On Wednesday, it was reported that a Bahraini court sentenced eight Shiite men, including prominent human rights activist and blogger Abduljalil al-Singace, to life in prison on charges of conspiring to topple the country’s Sunni royal family. Thirteen other activists, including well-known blogger Ali Abdulemam, were handed down sentences ranging from two to fifteen years in prison.

UN Secretary General Ban Ki-moon has urged the government of Bahrain to allow the men to appeal their sentences, while the Committee to Protect Journalists (CPJ) has condemned the court’s verdict, arguing that the ruling was politicized and the trial was fraught with “legal and procedural shortcomings.”

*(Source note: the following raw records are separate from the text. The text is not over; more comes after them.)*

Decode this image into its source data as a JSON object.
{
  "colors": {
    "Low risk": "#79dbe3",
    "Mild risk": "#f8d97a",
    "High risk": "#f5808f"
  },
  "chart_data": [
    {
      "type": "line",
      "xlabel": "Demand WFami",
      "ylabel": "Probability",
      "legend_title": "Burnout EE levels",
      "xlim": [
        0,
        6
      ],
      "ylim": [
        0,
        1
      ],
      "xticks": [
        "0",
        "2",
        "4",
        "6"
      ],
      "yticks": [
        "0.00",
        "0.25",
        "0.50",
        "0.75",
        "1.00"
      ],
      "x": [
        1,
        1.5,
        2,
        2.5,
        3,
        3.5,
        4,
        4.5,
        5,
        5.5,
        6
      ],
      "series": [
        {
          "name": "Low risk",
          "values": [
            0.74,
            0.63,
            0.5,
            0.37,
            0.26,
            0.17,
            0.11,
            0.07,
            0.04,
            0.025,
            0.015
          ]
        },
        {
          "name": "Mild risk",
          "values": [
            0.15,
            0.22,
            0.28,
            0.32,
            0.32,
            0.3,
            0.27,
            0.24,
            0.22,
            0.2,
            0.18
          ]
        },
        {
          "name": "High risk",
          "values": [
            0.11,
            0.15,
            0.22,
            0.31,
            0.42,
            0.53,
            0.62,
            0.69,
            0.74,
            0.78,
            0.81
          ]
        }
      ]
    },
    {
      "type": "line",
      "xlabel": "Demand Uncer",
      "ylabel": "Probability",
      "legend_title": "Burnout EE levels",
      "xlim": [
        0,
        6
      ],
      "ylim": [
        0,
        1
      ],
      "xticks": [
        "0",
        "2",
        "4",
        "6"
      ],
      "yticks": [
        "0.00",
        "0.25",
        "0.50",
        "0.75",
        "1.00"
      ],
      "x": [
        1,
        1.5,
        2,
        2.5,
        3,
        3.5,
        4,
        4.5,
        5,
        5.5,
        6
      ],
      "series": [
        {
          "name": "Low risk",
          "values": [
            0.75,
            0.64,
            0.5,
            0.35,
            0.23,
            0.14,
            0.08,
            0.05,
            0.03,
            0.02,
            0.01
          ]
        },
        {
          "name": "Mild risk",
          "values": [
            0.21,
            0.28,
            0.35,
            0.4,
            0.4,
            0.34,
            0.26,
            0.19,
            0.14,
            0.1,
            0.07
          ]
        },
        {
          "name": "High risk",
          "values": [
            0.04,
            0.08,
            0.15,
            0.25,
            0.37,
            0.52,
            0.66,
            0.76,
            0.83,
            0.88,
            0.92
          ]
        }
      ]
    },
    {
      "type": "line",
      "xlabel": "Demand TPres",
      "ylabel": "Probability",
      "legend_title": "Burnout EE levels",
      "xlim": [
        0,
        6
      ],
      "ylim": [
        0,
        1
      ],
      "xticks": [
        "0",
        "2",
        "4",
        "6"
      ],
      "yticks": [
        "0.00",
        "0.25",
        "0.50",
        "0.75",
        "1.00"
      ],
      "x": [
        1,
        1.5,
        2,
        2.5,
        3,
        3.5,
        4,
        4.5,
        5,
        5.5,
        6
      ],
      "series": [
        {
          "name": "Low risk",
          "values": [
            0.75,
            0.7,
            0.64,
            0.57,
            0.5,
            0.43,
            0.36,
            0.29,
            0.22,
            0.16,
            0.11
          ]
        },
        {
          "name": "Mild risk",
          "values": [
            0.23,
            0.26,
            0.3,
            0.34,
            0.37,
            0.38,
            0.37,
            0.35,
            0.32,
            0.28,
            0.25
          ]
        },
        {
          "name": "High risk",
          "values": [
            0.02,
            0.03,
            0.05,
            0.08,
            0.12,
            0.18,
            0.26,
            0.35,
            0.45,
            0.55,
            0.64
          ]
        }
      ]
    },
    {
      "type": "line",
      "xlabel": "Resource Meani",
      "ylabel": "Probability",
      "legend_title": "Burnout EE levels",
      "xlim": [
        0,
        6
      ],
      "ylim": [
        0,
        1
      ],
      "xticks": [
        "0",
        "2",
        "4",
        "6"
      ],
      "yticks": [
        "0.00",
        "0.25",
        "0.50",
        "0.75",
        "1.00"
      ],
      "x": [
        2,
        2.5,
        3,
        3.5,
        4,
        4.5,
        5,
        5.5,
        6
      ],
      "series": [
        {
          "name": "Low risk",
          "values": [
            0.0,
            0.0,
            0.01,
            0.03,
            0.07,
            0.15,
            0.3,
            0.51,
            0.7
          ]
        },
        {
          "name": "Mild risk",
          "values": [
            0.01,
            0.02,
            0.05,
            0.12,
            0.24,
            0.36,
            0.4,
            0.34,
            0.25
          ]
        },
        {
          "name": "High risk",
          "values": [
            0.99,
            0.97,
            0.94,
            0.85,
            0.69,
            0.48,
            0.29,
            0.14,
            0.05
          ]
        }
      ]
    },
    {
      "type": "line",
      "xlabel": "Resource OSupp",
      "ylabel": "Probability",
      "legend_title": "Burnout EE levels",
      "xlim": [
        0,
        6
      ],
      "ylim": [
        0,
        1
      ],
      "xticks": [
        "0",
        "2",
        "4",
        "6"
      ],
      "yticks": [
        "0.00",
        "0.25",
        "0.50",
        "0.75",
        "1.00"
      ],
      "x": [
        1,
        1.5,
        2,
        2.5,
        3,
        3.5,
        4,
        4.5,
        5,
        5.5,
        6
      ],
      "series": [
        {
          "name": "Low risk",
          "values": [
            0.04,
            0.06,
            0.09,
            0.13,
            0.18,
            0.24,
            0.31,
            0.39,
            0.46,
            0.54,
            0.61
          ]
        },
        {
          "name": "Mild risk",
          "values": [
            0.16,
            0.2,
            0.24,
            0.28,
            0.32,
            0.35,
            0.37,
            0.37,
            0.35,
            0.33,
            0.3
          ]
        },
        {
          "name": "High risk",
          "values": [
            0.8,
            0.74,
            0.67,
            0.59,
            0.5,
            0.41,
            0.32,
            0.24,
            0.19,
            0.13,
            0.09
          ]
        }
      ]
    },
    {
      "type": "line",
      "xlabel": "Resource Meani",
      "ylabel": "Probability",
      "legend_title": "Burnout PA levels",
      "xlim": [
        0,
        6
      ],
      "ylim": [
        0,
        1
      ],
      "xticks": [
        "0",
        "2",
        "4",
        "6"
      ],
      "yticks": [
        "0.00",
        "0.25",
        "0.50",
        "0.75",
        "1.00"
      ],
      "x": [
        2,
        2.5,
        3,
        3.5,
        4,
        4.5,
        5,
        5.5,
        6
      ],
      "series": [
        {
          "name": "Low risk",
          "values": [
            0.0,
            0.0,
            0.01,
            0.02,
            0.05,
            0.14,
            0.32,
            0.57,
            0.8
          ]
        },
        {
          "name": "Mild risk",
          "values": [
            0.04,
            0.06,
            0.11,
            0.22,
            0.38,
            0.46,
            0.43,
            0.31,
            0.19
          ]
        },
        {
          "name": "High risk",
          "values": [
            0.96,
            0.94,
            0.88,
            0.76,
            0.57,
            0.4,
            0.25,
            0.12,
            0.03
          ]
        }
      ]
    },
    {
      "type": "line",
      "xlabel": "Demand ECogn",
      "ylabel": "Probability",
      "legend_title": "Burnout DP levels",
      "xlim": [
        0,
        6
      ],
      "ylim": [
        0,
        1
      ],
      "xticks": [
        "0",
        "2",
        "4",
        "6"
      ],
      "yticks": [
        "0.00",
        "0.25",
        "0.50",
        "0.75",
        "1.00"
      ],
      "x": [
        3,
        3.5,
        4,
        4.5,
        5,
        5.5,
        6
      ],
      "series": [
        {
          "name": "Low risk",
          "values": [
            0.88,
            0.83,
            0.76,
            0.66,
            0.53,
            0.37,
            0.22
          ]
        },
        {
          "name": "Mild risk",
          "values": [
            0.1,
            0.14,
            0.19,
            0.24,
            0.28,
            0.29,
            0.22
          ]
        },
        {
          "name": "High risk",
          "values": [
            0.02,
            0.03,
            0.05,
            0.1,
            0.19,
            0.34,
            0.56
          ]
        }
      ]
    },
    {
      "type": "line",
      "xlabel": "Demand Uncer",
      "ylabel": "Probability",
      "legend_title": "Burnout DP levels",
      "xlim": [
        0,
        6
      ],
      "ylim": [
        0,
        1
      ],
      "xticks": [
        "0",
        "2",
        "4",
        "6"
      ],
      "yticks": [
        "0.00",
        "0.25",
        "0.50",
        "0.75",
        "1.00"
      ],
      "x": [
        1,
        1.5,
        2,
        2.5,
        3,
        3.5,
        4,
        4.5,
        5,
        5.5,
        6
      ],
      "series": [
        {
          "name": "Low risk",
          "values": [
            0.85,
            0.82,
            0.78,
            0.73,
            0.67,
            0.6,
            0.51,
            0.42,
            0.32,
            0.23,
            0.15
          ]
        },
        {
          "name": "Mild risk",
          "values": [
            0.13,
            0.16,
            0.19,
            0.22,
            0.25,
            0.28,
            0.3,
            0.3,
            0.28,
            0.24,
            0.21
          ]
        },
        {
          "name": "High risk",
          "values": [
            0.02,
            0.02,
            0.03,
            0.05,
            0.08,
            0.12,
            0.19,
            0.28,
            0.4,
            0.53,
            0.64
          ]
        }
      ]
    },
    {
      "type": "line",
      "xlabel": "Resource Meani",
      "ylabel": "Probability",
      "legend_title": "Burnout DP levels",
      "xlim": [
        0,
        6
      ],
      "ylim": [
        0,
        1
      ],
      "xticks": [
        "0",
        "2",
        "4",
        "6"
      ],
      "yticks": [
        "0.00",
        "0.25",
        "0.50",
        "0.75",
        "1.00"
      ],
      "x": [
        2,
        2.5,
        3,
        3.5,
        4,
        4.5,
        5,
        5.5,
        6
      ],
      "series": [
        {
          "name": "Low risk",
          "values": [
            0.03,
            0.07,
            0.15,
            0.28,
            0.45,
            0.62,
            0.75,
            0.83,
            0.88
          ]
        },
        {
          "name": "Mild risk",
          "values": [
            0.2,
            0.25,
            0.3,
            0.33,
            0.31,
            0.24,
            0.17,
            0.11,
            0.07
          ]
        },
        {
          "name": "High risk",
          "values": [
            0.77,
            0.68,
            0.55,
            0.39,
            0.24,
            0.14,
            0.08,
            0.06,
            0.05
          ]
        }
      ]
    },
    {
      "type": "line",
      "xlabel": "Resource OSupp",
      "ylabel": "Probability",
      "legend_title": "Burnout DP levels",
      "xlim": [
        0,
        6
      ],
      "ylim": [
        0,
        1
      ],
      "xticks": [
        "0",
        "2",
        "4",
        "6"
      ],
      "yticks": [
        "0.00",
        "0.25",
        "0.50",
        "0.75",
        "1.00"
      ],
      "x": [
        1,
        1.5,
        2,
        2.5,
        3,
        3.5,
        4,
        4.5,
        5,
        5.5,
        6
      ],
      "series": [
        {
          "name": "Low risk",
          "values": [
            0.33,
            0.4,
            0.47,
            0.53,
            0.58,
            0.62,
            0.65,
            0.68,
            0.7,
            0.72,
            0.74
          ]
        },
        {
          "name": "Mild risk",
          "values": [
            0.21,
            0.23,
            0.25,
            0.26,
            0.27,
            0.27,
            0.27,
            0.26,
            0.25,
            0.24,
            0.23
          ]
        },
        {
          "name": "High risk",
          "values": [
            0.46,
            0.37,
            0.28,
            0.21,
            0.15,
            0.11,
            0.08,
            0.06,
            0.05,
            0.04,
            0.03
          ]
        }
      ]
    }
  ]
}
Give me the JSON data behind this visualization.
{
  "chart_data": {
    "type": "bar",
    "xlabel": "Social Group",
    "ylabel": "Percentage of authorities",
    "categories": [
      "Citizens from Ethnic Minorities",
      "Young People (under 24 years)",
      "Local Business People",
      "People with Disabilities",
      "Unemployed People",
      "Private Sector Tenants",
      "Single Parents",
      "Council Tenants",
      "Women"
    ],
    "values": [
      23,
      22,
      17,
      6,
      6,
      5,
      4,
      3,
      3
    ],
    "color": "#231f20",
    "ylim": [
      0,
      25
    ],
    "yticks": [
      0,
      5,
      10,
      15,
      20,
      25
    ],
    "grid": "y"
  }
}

CPJ claims Wednesday’s ruling “further cements 2011 as the worst year for press freedom in Bahrain since the island kingdom declared its independence in 1971.” The organization has documented “dozens of cases of journalist detentions in Bahrain, the death in custody of two journalists, the shutdown of the country’s premier independent daily, arbitrary deportations, an orchestrated smear campaign against independent journalists and activists, and a large number of physical assaults against reporters since mid-February.”

This is just the latest episode in a series of crackdowns against journalists in the region.

On June 15, the Agence France-Presse’s Jordan bureau was attacked by ten men, reportedly“swinging clubs” and “destroying furniture, in a rare attack on the international media in the kingdom.” A day earlier, gunmen in Yemen stormed the headquarters of the independent dailyAl-Adhwaa in response to published articles critical of the ruling party.

In Libya, well-known journalists Tim Hetherington and Chris Hondros were killed in a rocket-propelled grenade attack; “citizen” journalist Mohammad “Mo” Nabbous, who set up an independent internet TV station in Benghazi, was shot dead by Gaddafi soldiers; and four New York Times staffers were held captive for six days before being released.

As the Arab uprisings continue, journalists in the region will still be in the line of fire. The threat of torture, imprisonment, and death is a reality that conflict journalists accept. But the international community needs to step in to protect reporters. As the CPJ Middle East and North Africa Program Coordinator Mohamed Abdel Dayem said, “It is now incumbent on the international community, and particularly the kingdom’s closest allies, to unambiguously convey to Bahrain that such blatant contempt for basic rights will not be tolerated.”